Spitz next won the 200 freestyle with a clocking just eight one-hundredths of a second above his world record of 1:53.5, then lowered his marks in both the 100 butterfly (to 54.56) and 100 freestyle (51.47). In the 200 freestyle, the only event in which he failed to reward the crowd's chant of "Go! Go! Go!" with a world record, Spitz lifted his head out of the water for a couple of look-sees, his curiosity disrupting his rhythm.
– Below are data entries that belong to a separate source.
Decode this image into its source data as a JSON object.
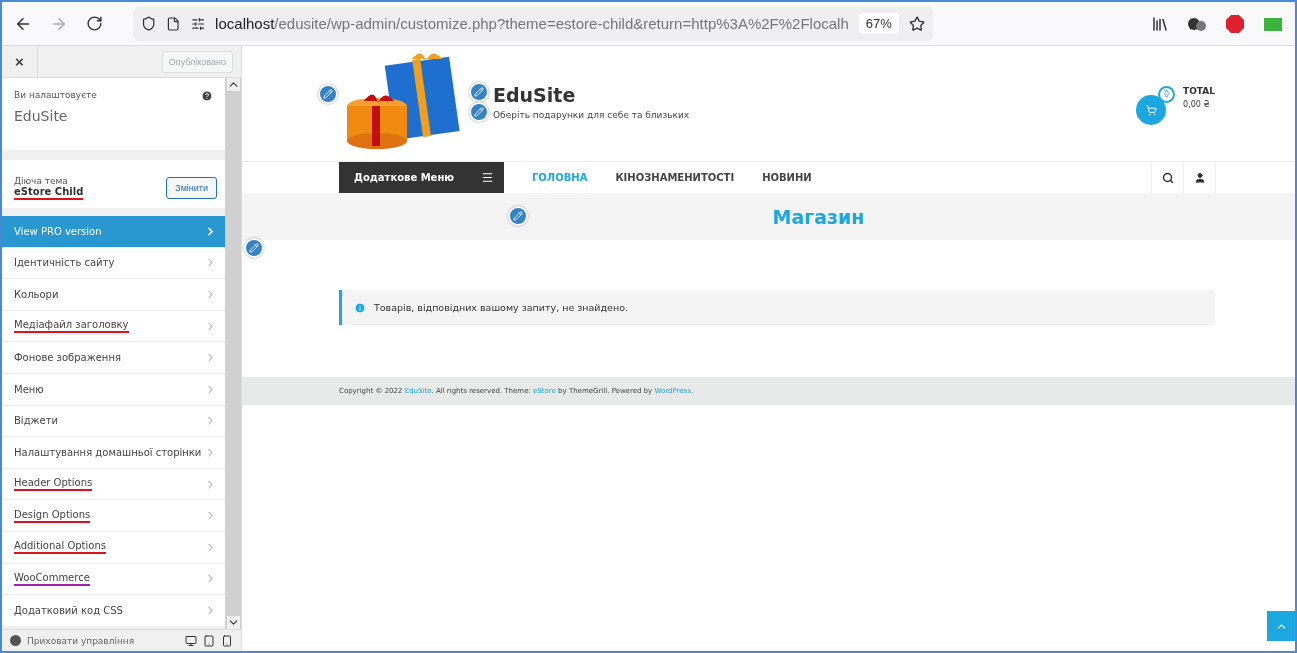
{
  "browser": {
    "url_host": "localhost",
    "url_path": "/edusite/wp-admin/customize.php?theme=estore-child&return=http%3A%2F%2Flocalh",
    "zoom": "67%"
  },
  "sidebar": {
    "close": "×",
    "publish_button": "Опубліковано",
    "publish_disabled": true,
    "customizing_label": "Ви налаштовуєте",
    "site_name": "EduSite",
    "theme_label": "Діюча тема",
    "theme": {
      "name": "eStore Child",
      "color": "#e0101c"
    },
    "change_button": "Змінити",
    "items": [
      {
        "label": "View PRO version",
        "kind": "promo"
      },
      {
        "label": "Ідентичність сайту",
        "kind": "section"
      },
      {
        "label": "Кольори",
        "kind": "section"
      },
      {
        "label": "Медіафайл заголовку",
        "kind": "section",
        "color": "#e0101c"
      },
      {
        "label": "Фонове зображення",
        "kind": "section"
      },
      {
        "label": "Меню",
        "kind": "section"
      },
      {
        "label": "Віджети",
        "kind": "section"
      },
      {
        "label": "Налаштування домашньої сторінки",
        "kind": "section"
      },
      {
        "label": "Header Options",
        "kind": "section",
        "color": "#e0101c"
      },
      {
        "label": "Design Options",
        "kind": "section",
        "color": "#e0101c"
      },
      {
        "label": "Additional Options",
        "kind": "section",
        "color": "#e0101c"
      },
      {
        "label": "WooCommerce",
        "kind": "section",
        "color": "#a020b0"
      },
      {
        "label": "Додатковий код CSS",
        "kind": "section"
      }
    ],
    "hide_controls": "Приховати управління"
  },
  "site": {
    "title": "EduSite",
    "tagline": "Оберіть подарунки для себе та близьких",
    "cart_count": "0",
    "total_label": "TOTAL",
    "total_value": "0,00 ₴",
    "extra_menu": "Додаткове Меню",
    "nav": [
      {
        "label": "ГОЛОВНА",
        "selected": true
      },
      {
        "label": "КІНОЗНАМЕНИТОСТІ",
        "selected": false
      },
      {
        "label": "НОВИНИ",
        "selected": false
      }
    ],
    "page_title": "Магазин",
    "notice": "Товарів, відповідних вашому запиту, не знайдено.",
    "footer": [
      {
        "text": "Copyright © 2022 ",
        "kind": "text"
      },
      {
        "text": "EduSite",
        "kind": "link"
      },
      {
        "text": ". All rights reserved. Theme: ",
        "kind": "text"
      },
      {
        "text": "eStore",
        "kind": "link"
      },
      {
        "text": " by ThemeGrill. Powered by ",
        "kind": "text"
      },
      {
        "text": "WordPress",
        "kind": "link"
      },
      {
        "text": ".",
        "kind": "text"
      }
    ]
  }
}
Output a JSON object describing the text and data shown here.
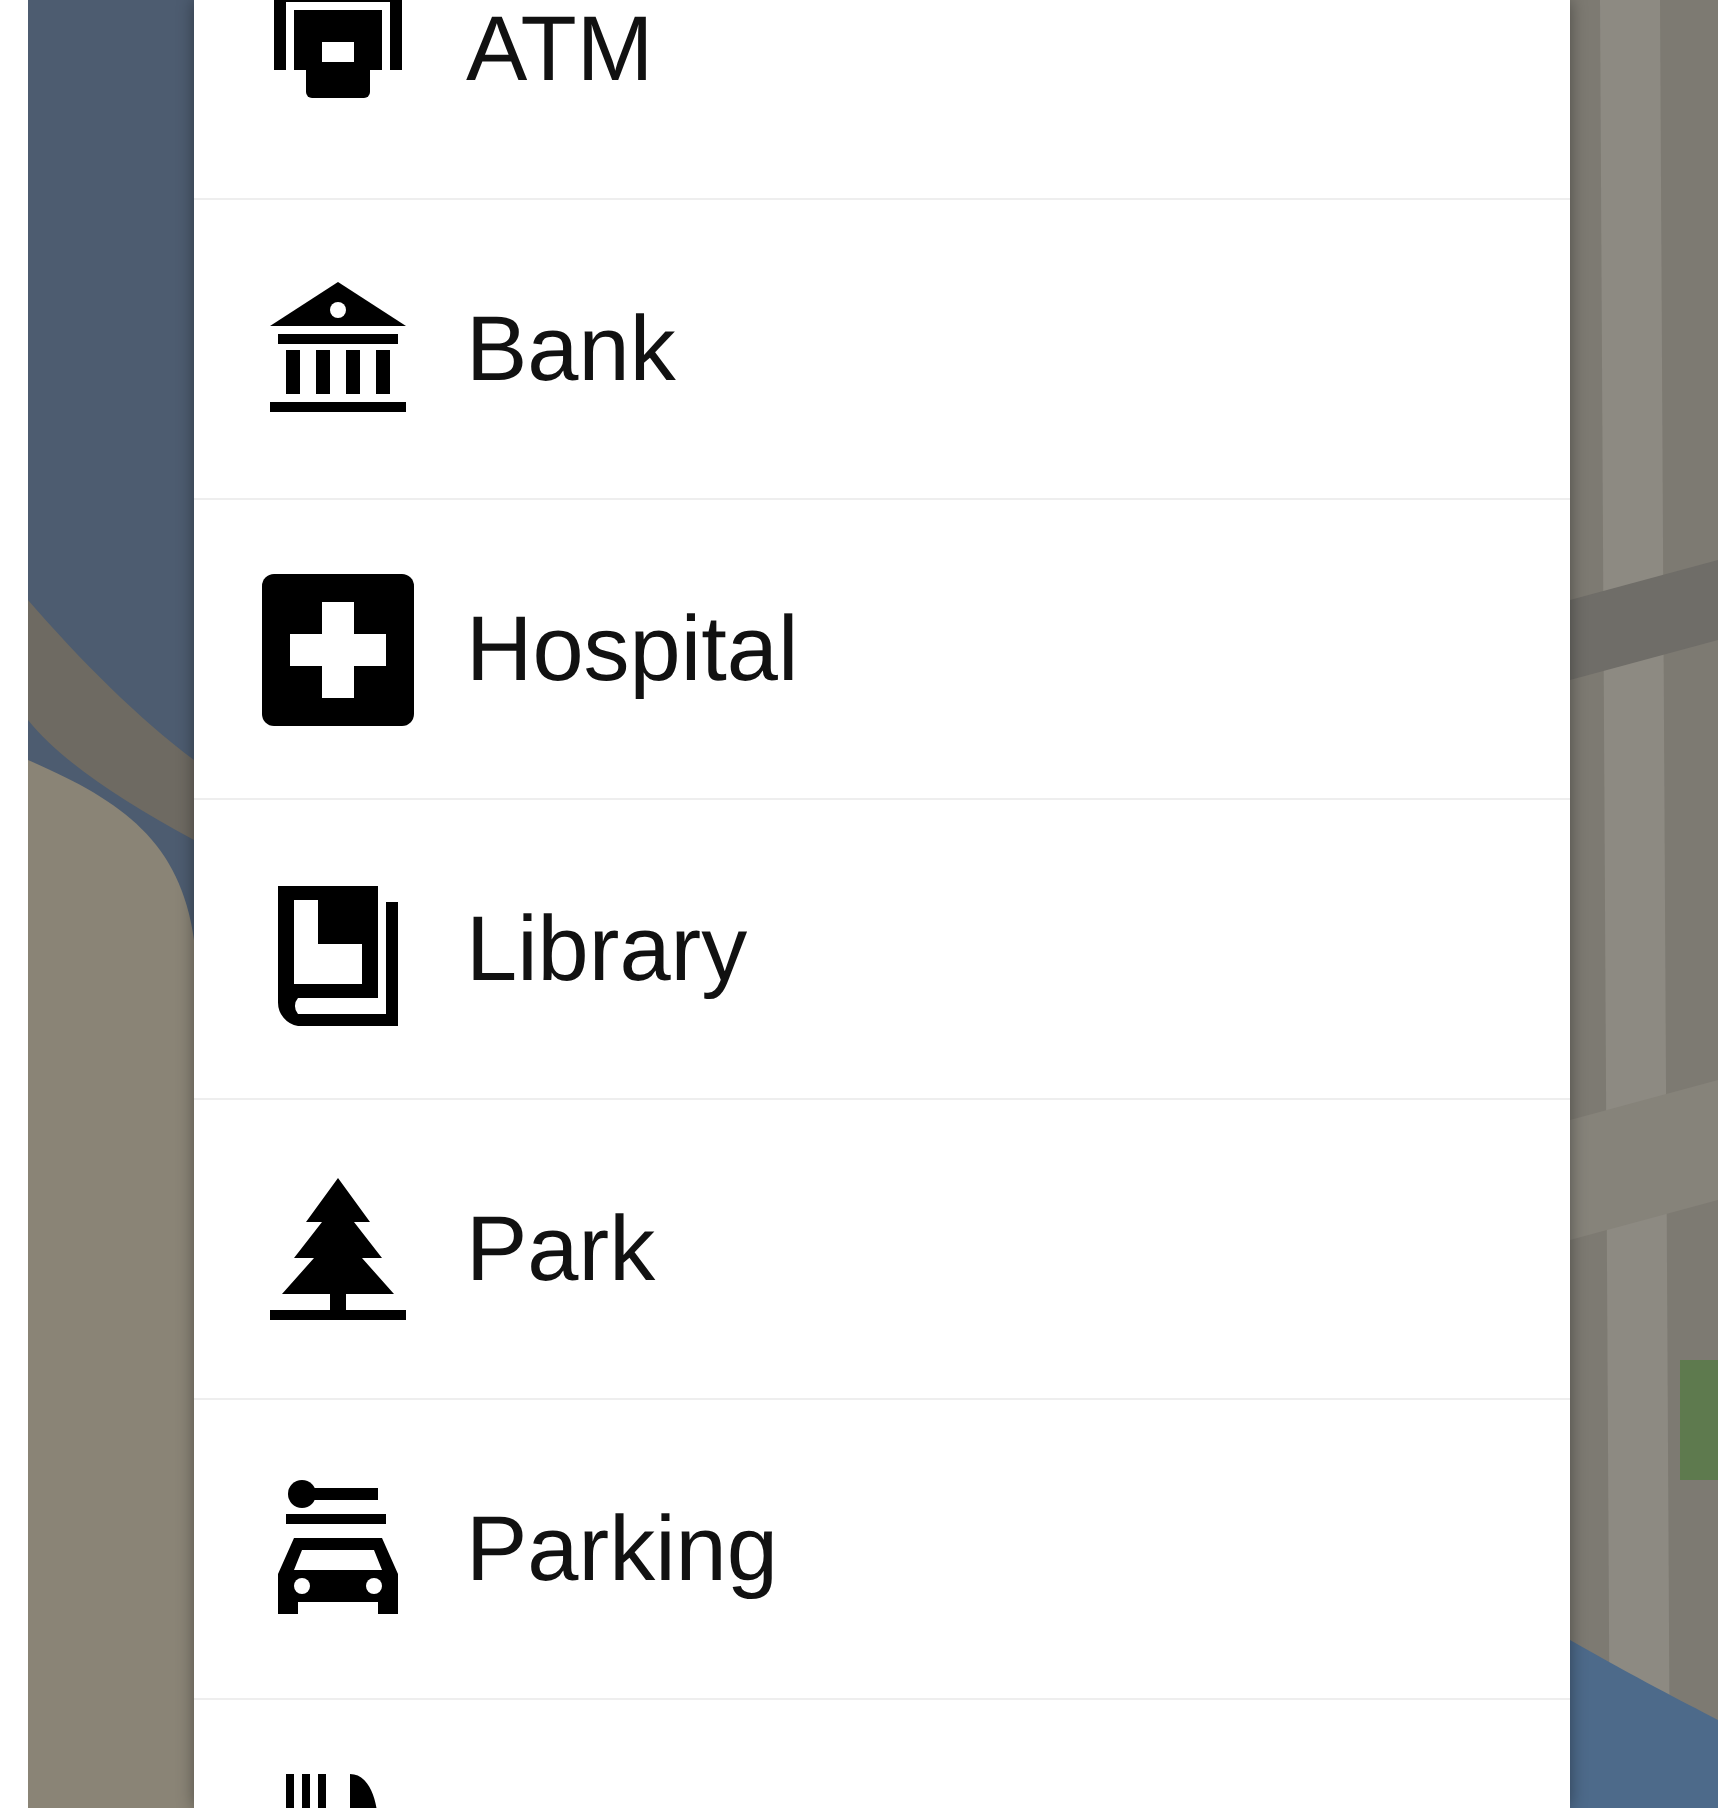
{
  "places": [
    {
      "kind": "atm",
      "label": "ATM"
    },
    {
      "kind": "bank",
      "label": "Bank"
    },
    {
      "kind": "hospital",
      "label": "Hospital"
    },
    {
      "kind": "library",
      "label": "Library"
    },
    {
      "kind": "park",
      "label": "Park"
    },
    {
      "kind": "parking",
      "label": "Parking"
    },
    {
      "kind": "restaurant"
    }
  ]
}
If Spitz sometimes seemed to be playing in the pool, he was equally sportive when he and Steve Genter, a UCLA senior who joined him on the Olympic squad in the 200 freestyle—three finishers were selected in almost every event—faced the press.
The fast-improving Genter, who qualified in the 400 freestyle as well, was distinguishable from Spitz as the gangly one who had shaved not only his face but his entire head. He also commanded attention for his well-choreographed sequence of shakes and shimmies on the starting block, a devil's dance meant to please the crowd, relax himself and, if possible, unnerve the opposition. "I'm hyperkinetic," Genter explained, tossing a huge grin Spitz' way. When asked whether his rival's manic prerace routine bothered him, it was Spitz' turn to laugh. "At least I've got some hair," he said, reaching over and pinching Genter's exposed scalp. "Hey, doesn't that hurt?" he asked. Genter grinned again.
But if Spitz sometimes acted cavalier in public, he seemed in need of reassurance as he and Chavoor drove off for dinner later that evening. "Was it clear-cut that I won?" he demanded from the back seat, suffusing the interior of the car with dark clouds of anxiety. A moment later he asked, "How many times did I look around?" Then: "Do you think Genter will improve when we get to Munich?" By the time he reached the restaurant, Spitz had regained his sense of self. "I felt great in the pool tonight," he said. "At 125 meters I looked over and I saw nobody. I had clear water. I wondered where they all were. That's why I looked around. I probably lost two-tenths of a second."